La blessure que j’ai subie (pour ne parler que de moi, mais toute ma famille a été impactée) a prolongé ses effets pendant des années. Elle m’a conduit à lire, puis à relire le livre de Job. J’ai même écrit un ouvrage à un moment de cette lecture (Sur les routes d’une sagesse nouvelle, le livre de Job, Emmaüs, 1998). J’ai encore approfondi ma réception du livre depuis. Dans ce livre, les amis de Job cherchent à avoir une prise rationnelle sur les événements malheureux. Ils ressemblent à ceux qui fantasment sur la toute-puissance des élites : il faut qu’il y ait un coupable. Job, pour sa part, crie que le malheur l’a blessé personnellement et que c’est injuste.
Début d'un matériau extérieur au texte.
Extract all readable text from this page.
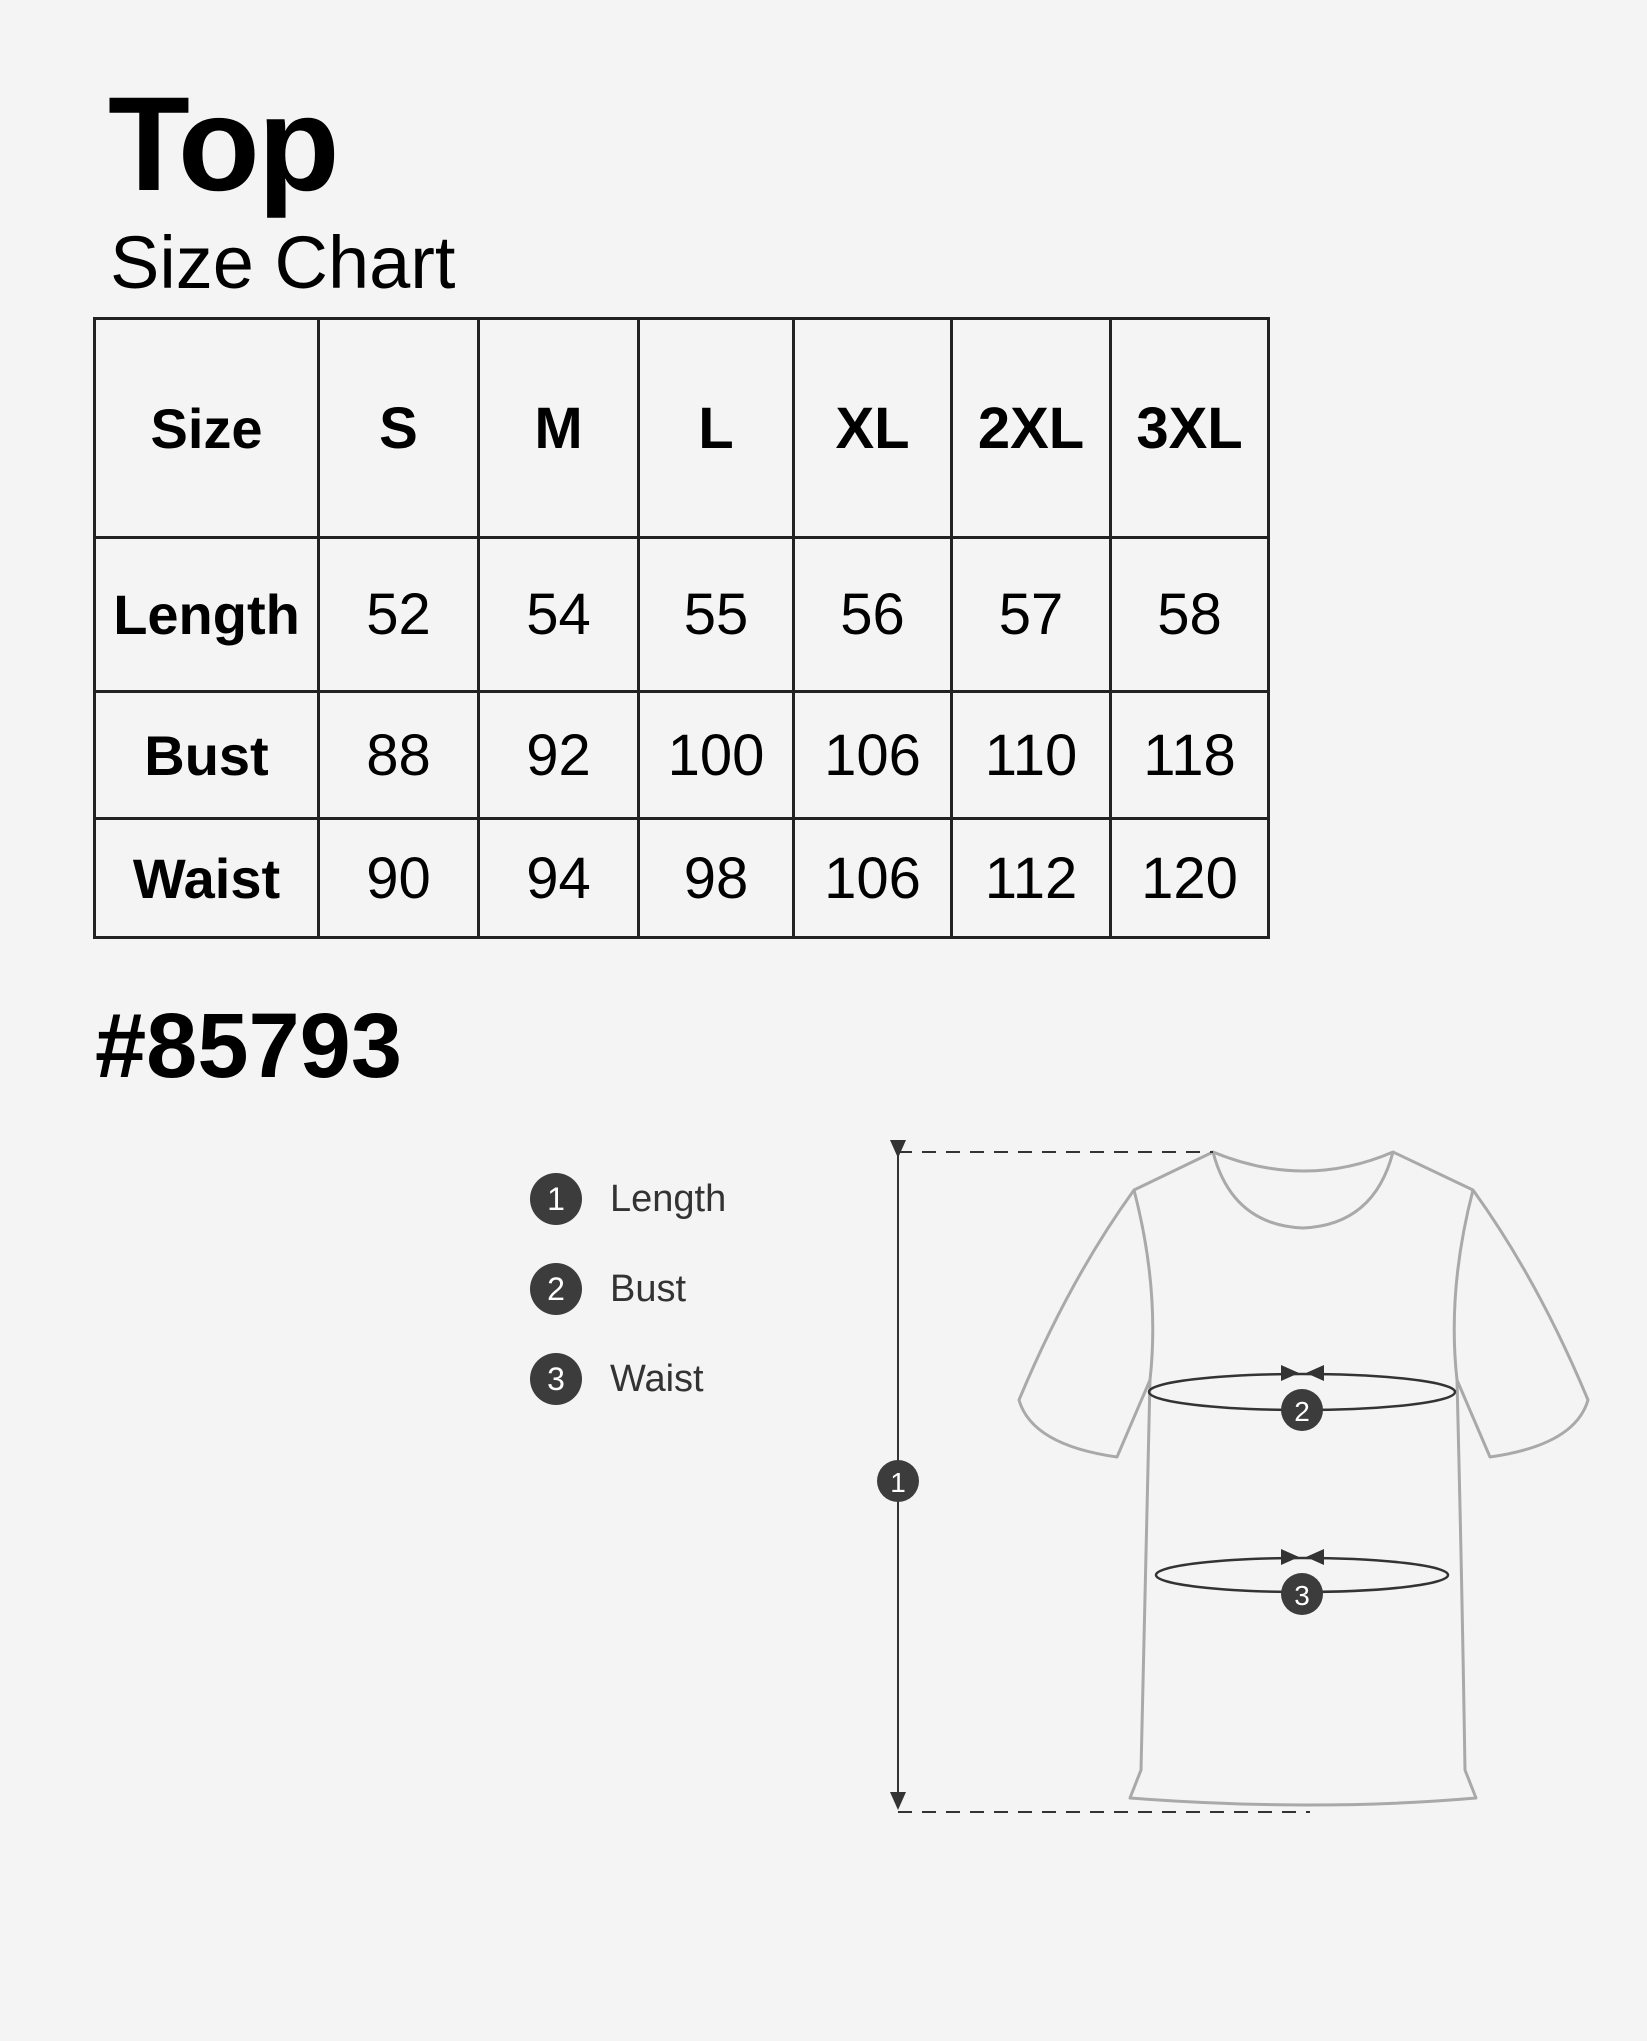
Top
Size Chart
Size	S	M	L	XL	2XL	3XL
Length	52	54	55	56	57	58
Bust	88	92	100	106	110	118
Waist	90	94	98	106	112	120
#85793
1	Length
2	Bust
3	Waist
1
2
3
Et finalement Dieu répond. Cette réponse ne nous est pas directement accessible, car elle est remplie d’images poétiques dont il faut aller rechercher les codes dans les textes de l’Antiquité. Mais, en gros, Dieu dit à Job qu’il a concédé un espace et un temps pour le mal et que telle est la destinée (de la nature et de l’homme) qu’il a conçue. Job tombe des nues, mais la réponse, finalement, le satisfait.
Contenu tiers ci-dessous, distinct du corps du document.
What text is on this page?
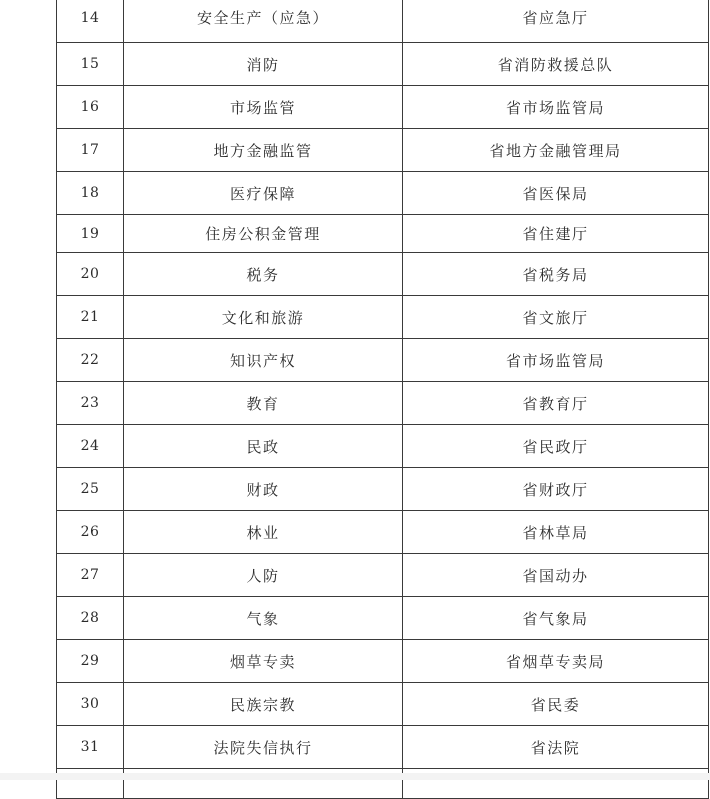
14	安全生产（应急）	省应急厅
15	消防	省消防救援总队
16	市场监管	省市场监管局
17	地方金融监管	省地方金融管理局
18	医疗保障	省医保局
19	住房公积金管理	省住建厅
20	税务	省税务局
21	文化和旅游	省文旅厅
22	知识产权	省市场监管局
23	教育	省教育厅
24	民政	省民政厅
25	财政	省财政厅
26	林业	省林草局
27	人防	省国动办
28	气象	省气象局
29	烟草专卖	省烟草专卖局
30	民族宗教	省民委
31	法院失信执行	省法院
Les chrétiens repenseront à cette réponse, au cours de la semaine sainte qui commence, où on fait mémoire du moment où le Christ a lui-même payé le prix de cette puissance (limitée mais réelle) concédée au mal. Dieu ne s’est pas payé de mots en répondant à Job : il a assumé en personne cette situation.
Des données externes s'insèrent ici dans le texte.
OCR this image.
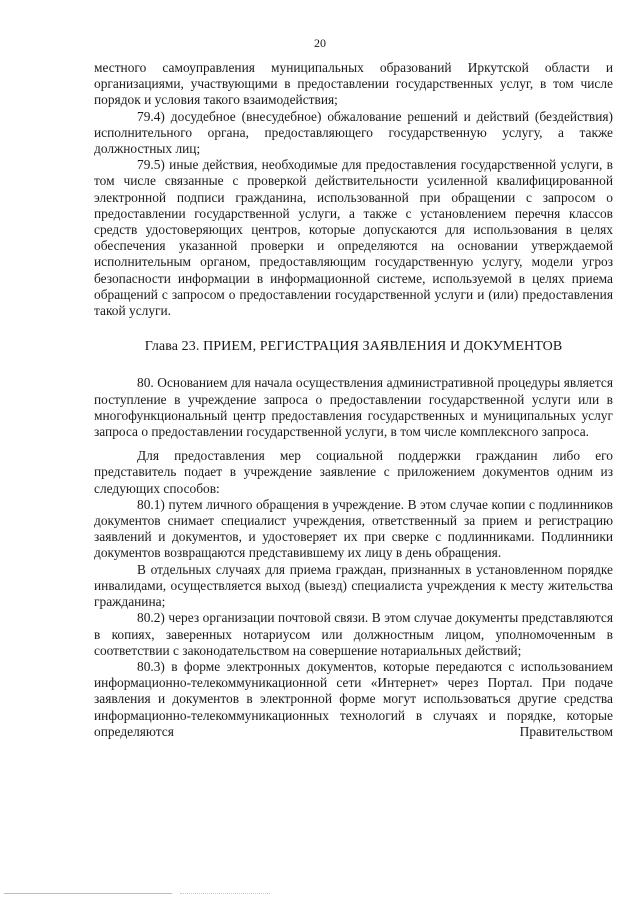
20

местного самоуправления муниципальных образований Иркутской области и организациями, участвующими в предоставлении государственных услуг, в том числе порядок и условия такого взаимодействия;

79.4) досудебное (внесудебное) обжалование решений и действий (бездействия) исполнительного органа, предоставляющего государственную услугу, а также должностных лиц;

79.5) иные действия, необходимые для предоставления государственной услуги, в том числе связанные с проверкой действительности усиленной квалифицированной электронной подписи гражданина, использованной при обращении с запросом о предоставлении государственной услуги, а также с установлением перечня классов средств удостоверяющих центров, которые допускаются для использования в целях обеспечения указанной проверки и определяются на основании утверждаемой исполнительным органом, предоставляющим государственную услугу, модели угроз безопасности информации в информационной системе, используемой в целях приема обращений с запросом о предоставлении государственной услуги и (или) предоставления такой услуги.

Глава 23. ПРИЕМ, РЕГИСТРАЦИЯ ЗАЯВЛЕНИЯ И ДОКУМЕНТОВ

80. Основанием для начала осуществления административной процедуры является поступление в учреждение запроса о предоставлении государственной услуги или в многофункциональный центр предоставления государственных и муниципальных услуг запроса о предоставлении государственной услуги, в том числе комплексного запроса.

Для предоставления мер социальной поддержки гражданин либо его представитель подает в учреждение заявление с приложением документов одним из следующих способов:

80.1) путем личного обращения в учреждение. В этом случае копии с подлинников документов снимает специалист учреждения, ответственный за прием и регистрацию заявлений и документов, и удостоверяет их при сверке с подлинниками. Подлинники документов возвращаются представившему их лицу в день обращения.

В отдельных случаях для приема граждан, признанных в установленном порядке инвалидами, осуществляется выход (выезд) специалиста учреждения к месту жительства гражданина;

80.2) через организации почтовой связи. В этом случае документы представляются в копиях, заверенных нотариусом или должностным лицом, уполномоченным в соответствии с законодательством на совершение нотариальных действий;

80.3) в форме электронных документов, которые передаются с использованием информационно-телекоммуникационной сети «Интернет» через Портал. При подаче заявления и документов в электронной форме могут использоваться другие средства информационно-телекоммуникационных технологий в случаях и порядке, которые определяются Правительством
Au bout du compte, il n’y a pas de « parce que » et de « pourquoi », il y a une histoire dans laquelle nous sommes embarqués. Quand j’ai admis que ma fille avait une vie diminuée, mais que c’était sa vie, que c’était une vie possible, je suis sorti du tunnel. Et je repense à cette leçon ces jours-ci. Il n’y a pas de « parce que » et de « pourquoi ». Naturellement, on pourra tirer des enseignements de cette expérience. Mais d’autres événements nous surprendront.

Je peux le dire différemment, en citant la parabole de l’ivraie. « Il en va du Royaume des cieux comme d’un homme qui a semé du bon grain dans son champ. Pendant que les gens dormaient, son ennemi est venu ; par-dessus, il a semé de l’ivraie en plein milieu du blé et il s’en est allé. Quand l’herbe eut poussé et produit l’épi, alors apparut aussi l’ivraie. Les serviteurs du maître de maison vinrent lui dire : Seigneur, n’est-ce pas du bon grain que tu as semé dans ton champ ? D’où vient donc qu’il s’y trouve de l’ivraie ? Il leur dit : C’est un ennemi qui a fait cela » (Mt 13.24-28). Voilà : il y a des événements hostiles qui se mettent en travers de notre route.

Alors au bout de la parabole de l’ivraie, au bout du livre de Job, il y a Dieu. Mais ce n’est pas un technocrate éclairé qui vient régler les problèmes en quelques secondes. C’est une présence qui se tient à nos côtés et qui nous rejoint dans notre histoire complexe et difficile, parce qu’il a voulu avoir des enfants qui se confrontent à la réalité du mal, qui fassent leurs choix et qui aient les moyens d’être vainqueurs du mal par le bien. Dieu vient vers nous, comme il est venu en Jésus-Christ : il vient là où nous sommes. Il est, il a été, il sera vainqueur du mal par le bien, mais cela suppose d’être prêt à se heurter au mal en question.

Voilà le fruit de cette histoire qui est la mienne. Elle me donne une assise pendant ces journées chahutées.
Et, finalement, c’est une leçon optimiste : la blessure que j’ai connue m’a, au fil des années, renforcé, elle m’a donné les moyen de faire face à des coups du sort, alors que, pendant longtemps, elle avait commencé par m’affaiblir. Il est donc possible que la cicatrisation nous rende plus forts. Oui, c’est possible.